Wazanmedia.com – DALAM acara Haflah Ikhtitam Dirasah wa Muhadlarah ‘Ammah tahun 2024 yang diselenggarakan oleh Ma’had Aly Pondok Pesantren Salafiyah Syafiiyah Sukorejo Situbondo. KH. Afifuddin Muhajir, Wakil Rais ‘Amm Pengurus Besar Nahdlatul Ulama memberikan Berbagai Singkat kepada para hadirin tentang ahli fikih yang diidamkan.
Dalam berbagai hal tersebut, beliau menjelaskan tujuan didirikannya Ma’had Aly Situbondo, sebuah perguruan tinggi khas pesantren yang diinisiasi oleh KHR. As’ad Syamsul Arifin, dalam mencetak kader ahli fikih.

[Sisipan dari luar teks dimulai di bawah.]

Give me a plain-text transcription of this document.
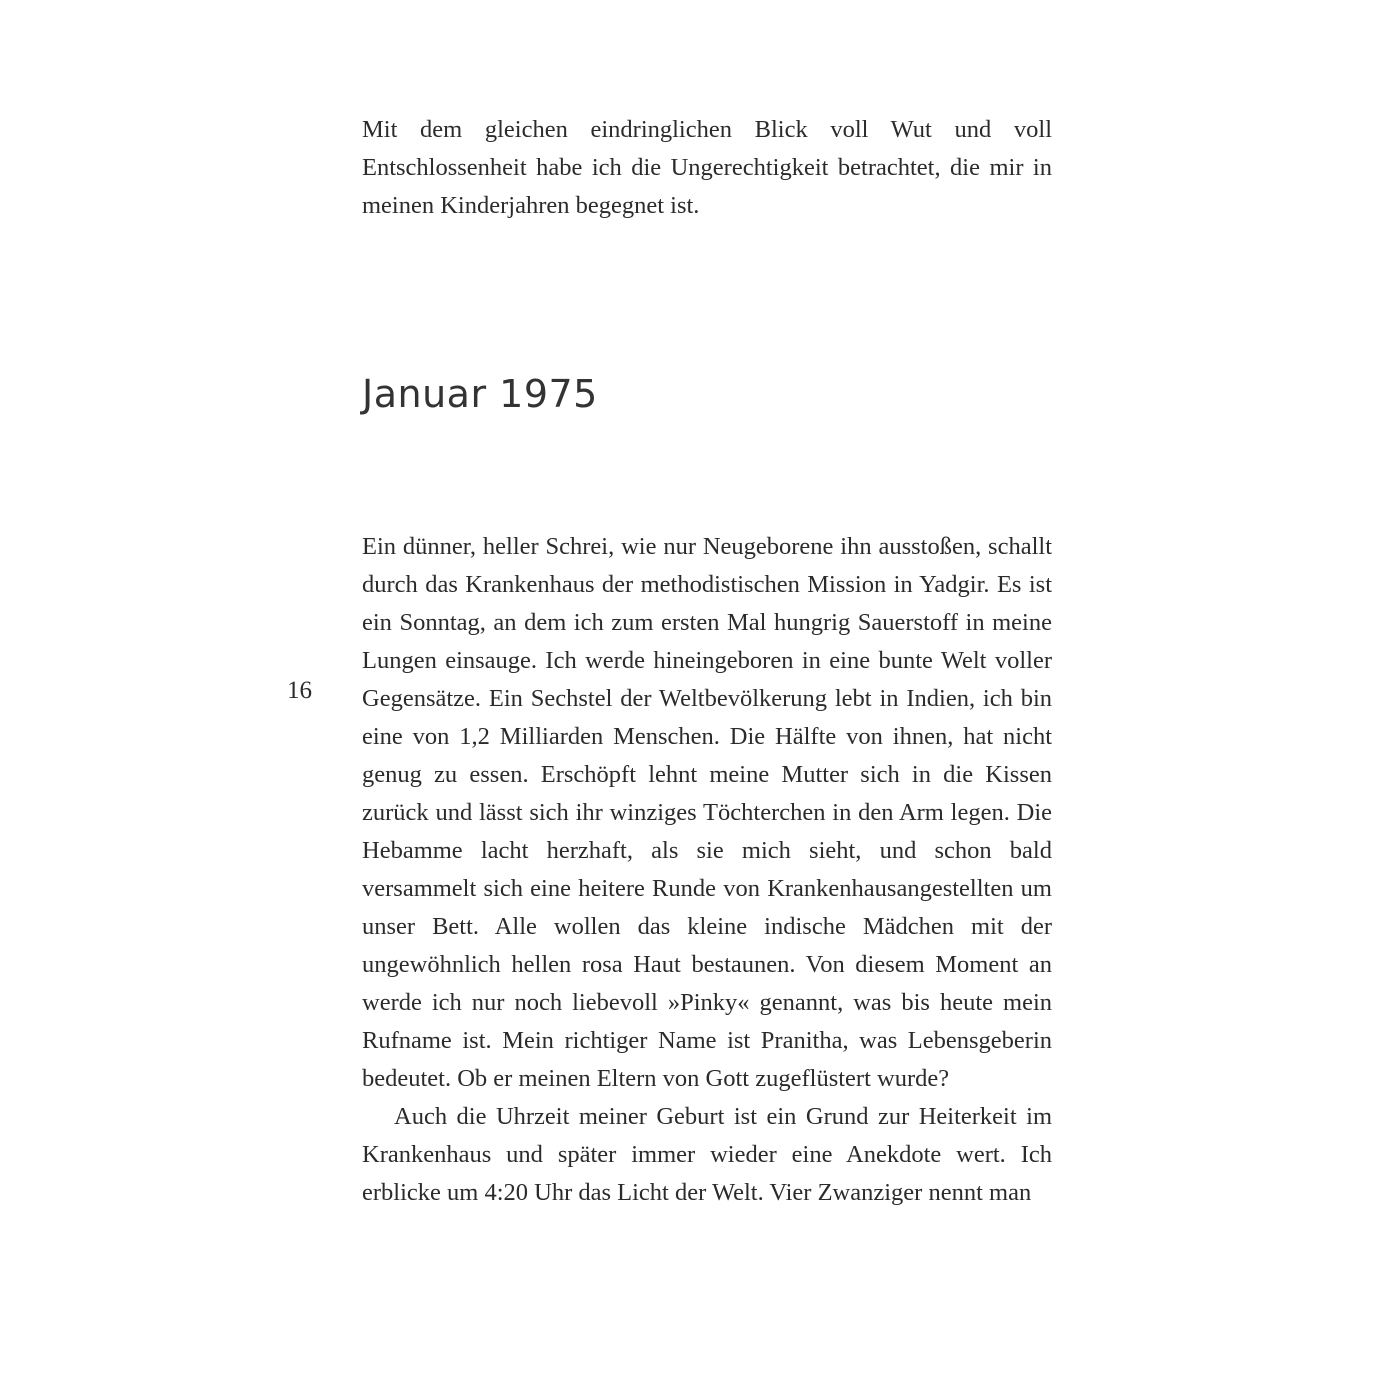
Mit dem gleichen eindringlichen Blick voll Wut und voll Entschlossenheit habe ich die Ungerechtigkeit betrachtet, die mir in meinen Kinderjahren begegnet ist.

Januar 1975

Ein dünner, heller Schrei, wie nur Neugeborene ihn ausstoßen, schallt durch das Krankenhaus der methodistischen Mission in Yadgir. Es ist ein Sonntag, an dem ich zum ersten Mal hungrig Sauerstoff in meine Lungen einsauge. Ich werde hineingeboren in eine bunte Welt voller Gegensätze. Ein Sechstel der Weltbevölkerung lebt in Indien, ich bin eine von 1,2 Milliarden Menschen. Die Hälfte von ihnen, hat nicht genug zu essen. Erschöpft lehnt meine Mutter sich in die Kissen zurück und lässt sich ihr winziges Töchterchen in den Arm legen. Die Hebamme lacht herzhaft, als sie mich sieht, und schon bald versammelt sich eine heitere Runde von Krankenhausangestellten um unser Bett. Alle wollen das kleine indische Mädchen mit der ungewöhnlich hellen rosa Haut bestaunen. Von diesem Moment an werde ich nur noch liebevoll »Pinky« genannt, was bis heute mein Rufname ist. Mein richtiger Name ist Pranitha, was Lebensgeberin bedeutet. Ob er meinen Eltern von Gott zugeflüstert wurde?

Auch die Uhrzeit meiner Geburt ist ein Grund zur Heiterkeit im Krankenhaus und später immer wieder eine Anekdote wert. Ich erblicke um 4:20 Uhr das Licht der Welt. Vier Zwanziger nennt man

16
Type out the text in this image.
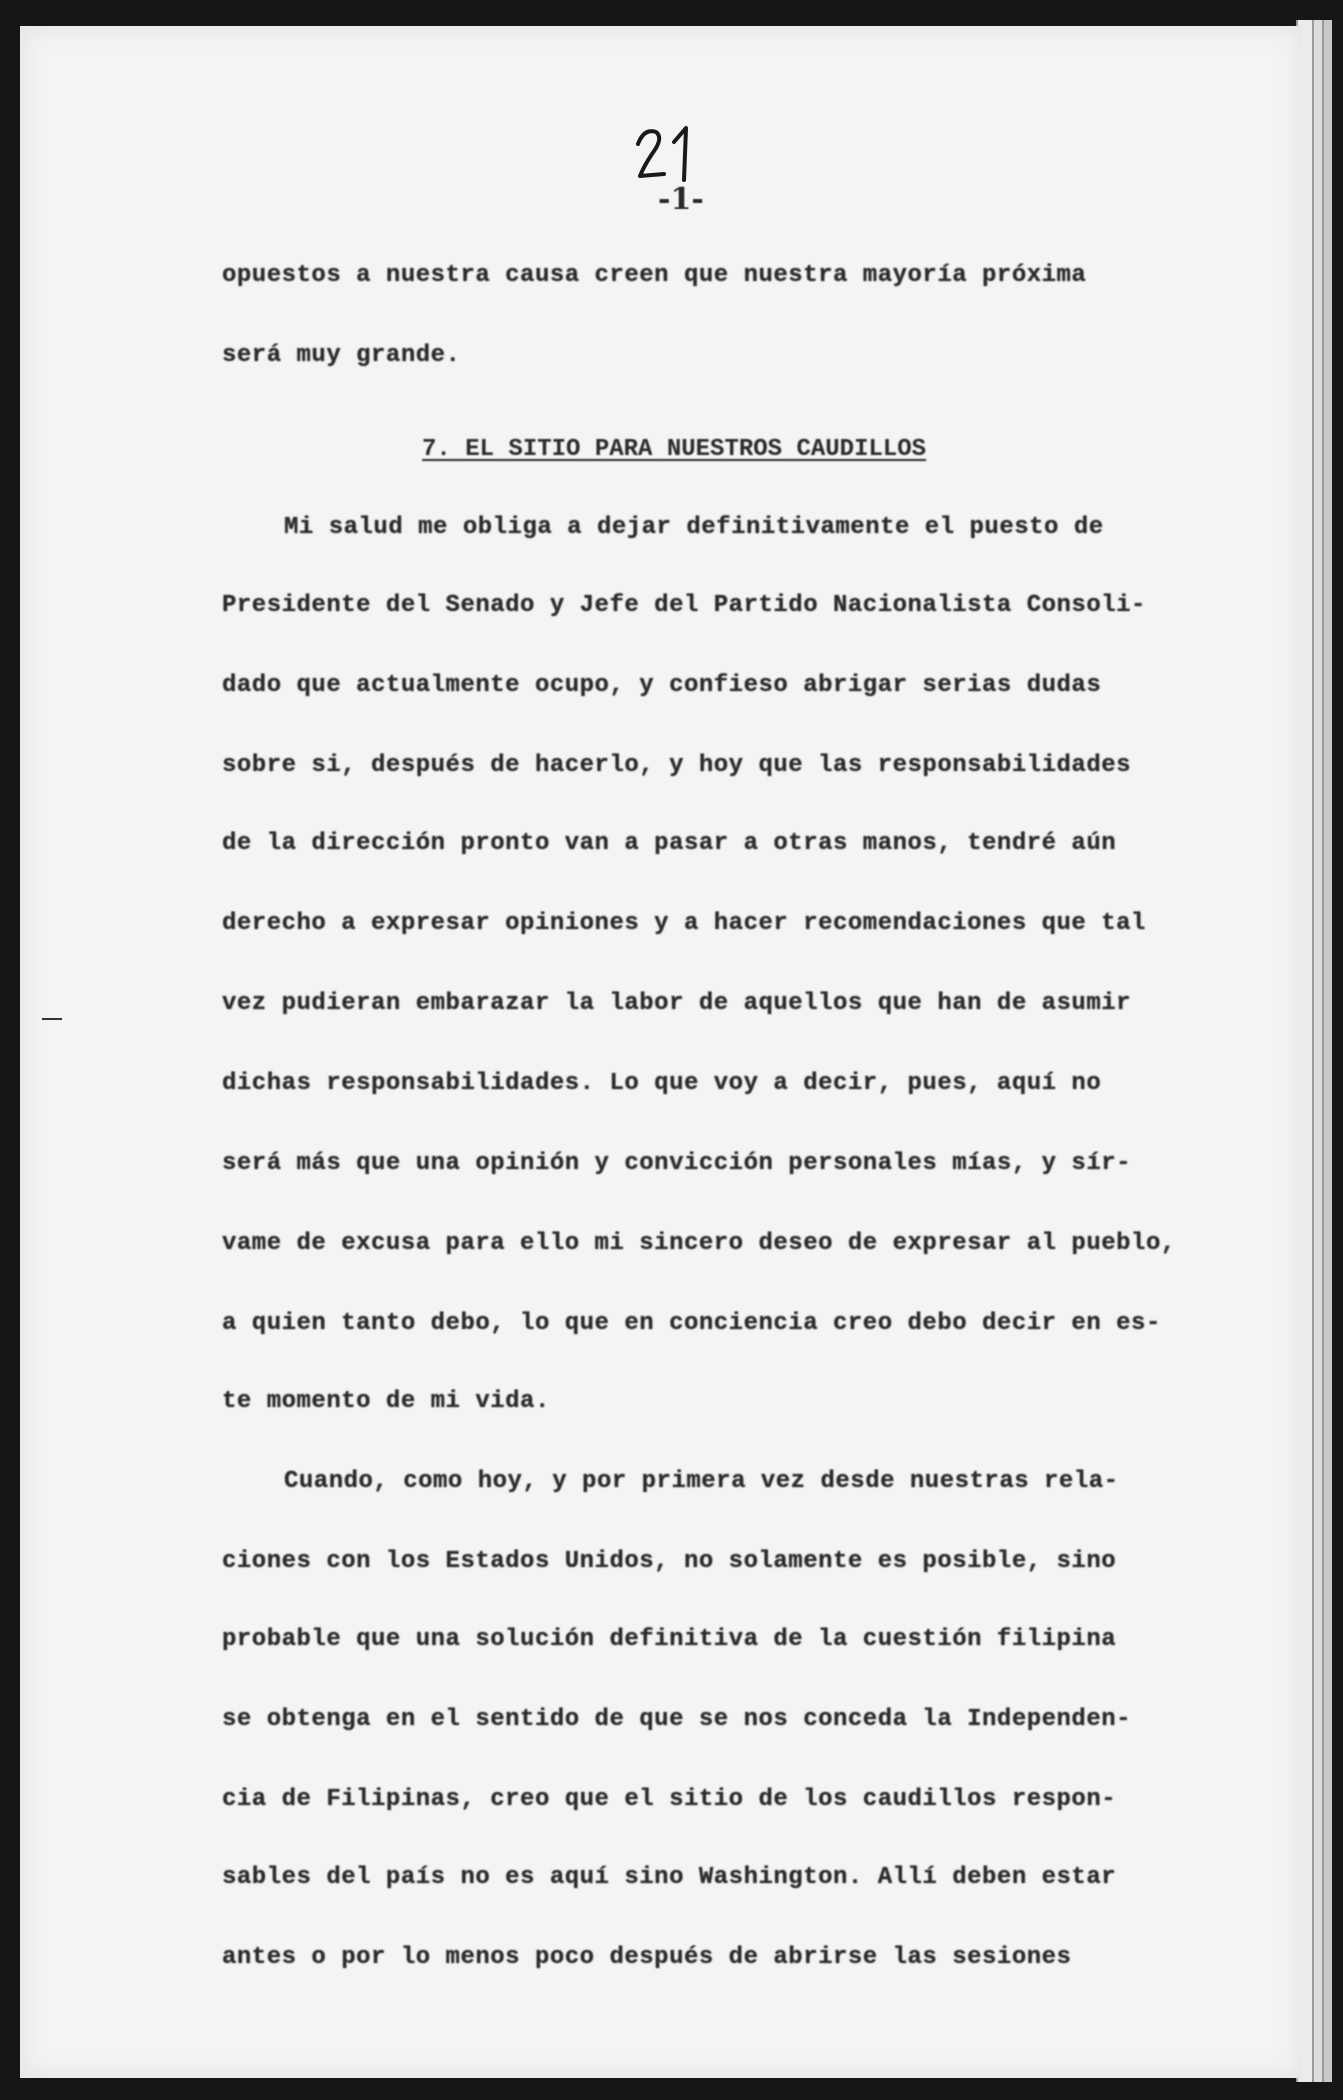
-1-
opuestos a nuestra causa creen que nuestra mayoría próxima
será muy grande.
7. EL SITIO PARA NUESTROS CAUDILLOS
Mi salud me obliga a dejar definitivamente el puesto de
Presidente del Senado y Jefe del Partido Nacionalista Consoli-
dado que actualmente ocupo, y confieso abrigar serias dudas
sobre si, después de hacerlo, y hoy que las responsabilidades
de la dirección pronto van a pasar a otras manos, tendré aún
derecho a expresar opiniones y a hacer recomendaciones que tal
vez pudieran embarazar la labor de aquellos que han de asumir
dichas responsabilidades. Lo que voy a decir, pues, aquí no
será más que una opinión y convicción personales mías, y sír-
vame de excusa para ello mi sincero deseo de expresar al pueblo,
a quien tanto debo, lo que en conciencia creo debo decir en es-
te momento de mi vida.
Cuando, como hoy, y por primera vez desde nuestras rela-
ciones con los Estados Unidos, no solamente es posible, sino
probable que una solución definitiva de la cuestión filipina
se obtenga en el sentido de que se nos conceda la Independen-
cia de Filipinas, creo que el sitio de los caudillos respon-
sables del país no es aquí sino Washington. Allí deben estar
antes o por lo menos poco después de abrirse las sesiones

“Di awal Ma’had Aly Salafiah Syafiiyah Sukorejo Situbondo berdiri. Dengan fikih dan usul fikih sebagai konsentrasinya, banyak dosen di sini mengatakan bahwa lembaga ini tidak mengidealkan lahirnya fakih-fakih konsumtif. Artinya, ahli yang begitu ditanya tentang satu masalah, secara spontan bisa menjawab. Karena dia mungkin hafal kitab-kitab seperti Fathul Qarib, Fathul Muin, Fathul Wahab dan lain-lain.”
2 Macam Orang Yang Ahli Fiqih
Dalam pernyataan tersebut, Kiai Afif—sapaan akrab beliau—menyebutkan sebuah macam orang yang mahir fikih, yaitu ahli fikih konsumtif. Orang mahir fikih konsumtif, menurutnya, adalah seseorang yang menghafal kitab-kitab fiqh dan pendapat-pendapat ulama yang tertua di dalamnya.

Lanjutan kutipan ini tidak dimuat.